I did consider liquid cooling, but I believe that might be best suited for continuous heat transfer rather than high intensity burst loading. For my NUBM37 I'll be using a large Noctua CPU cooler with 6 heat pipes and a 140mm BB Gear fan. I have two of these fans already cooling an air compressor and they are frighteningly powerful. If you place them on a table and power them up they will actually hover ha!
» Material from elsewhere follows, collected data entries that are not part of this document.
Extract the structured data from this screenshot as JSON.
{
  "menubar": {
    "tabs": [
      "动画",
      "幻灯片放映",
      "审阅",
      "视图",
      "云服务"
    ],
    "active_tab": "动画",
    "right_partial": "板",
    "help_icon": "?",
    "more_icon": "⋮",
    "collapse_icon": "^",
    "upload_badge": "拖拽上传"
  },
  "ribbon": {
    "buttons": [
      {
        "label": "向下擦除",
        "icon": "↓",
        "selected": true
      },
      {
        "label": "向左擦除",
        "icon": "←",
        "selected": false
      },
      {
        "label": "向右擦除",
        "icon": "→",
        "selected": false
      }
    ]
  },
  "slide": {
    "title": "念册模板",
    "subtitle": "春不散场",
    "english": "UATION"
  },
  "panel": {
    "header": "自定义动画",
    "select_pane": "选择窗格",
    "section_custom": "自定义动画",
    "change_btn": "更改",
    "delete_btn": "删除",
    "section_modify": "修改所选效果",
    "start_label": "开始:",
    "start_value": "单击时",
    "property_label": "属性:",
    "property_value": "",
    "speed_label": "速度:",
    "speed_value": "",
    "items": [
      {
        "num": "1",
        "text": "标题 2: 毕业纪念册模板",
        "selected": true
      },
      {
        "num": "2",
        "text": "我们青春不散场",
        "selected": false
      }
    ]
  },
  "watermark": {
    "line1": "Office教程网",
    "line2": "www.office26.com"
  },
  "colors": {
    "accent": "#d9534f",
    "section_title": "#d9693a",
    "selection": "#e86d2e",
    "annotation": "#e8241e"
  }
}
I'll also use a 1/2" thick plate of copper between the LD array and base of the CPU cooler
 
The thermal compound is just some generic stuff from Amazon so its very possible its inadequate for the thermal load. My next build will use liquid metal thermal paste
Thermal grizzly is great TIM. Can't say if is enough for an array though.
 
Great constitution! It's a pity that the array is damaged. I went through the same thing. I received two damaged arrays and the third one came working and after 2 weeks one diode died. At the moment, only 13 units on 4A are working and so far they are approx. These arrays are probably very sensitive and get damaged very easily. I haven't overheated mine and they still broke. You should include a Peltier cell with your cooling. Here's a video. I'm waiting for them to arrive and I'm going to install one in the back of the big heatsink that the laser array is attached to, and in the back (warm) Peltier hot part I'm going to install a heatsink with a fan. I don't know if it will be able to cool at the same time, but it will certainly help to bring down the accumulated temperature faster.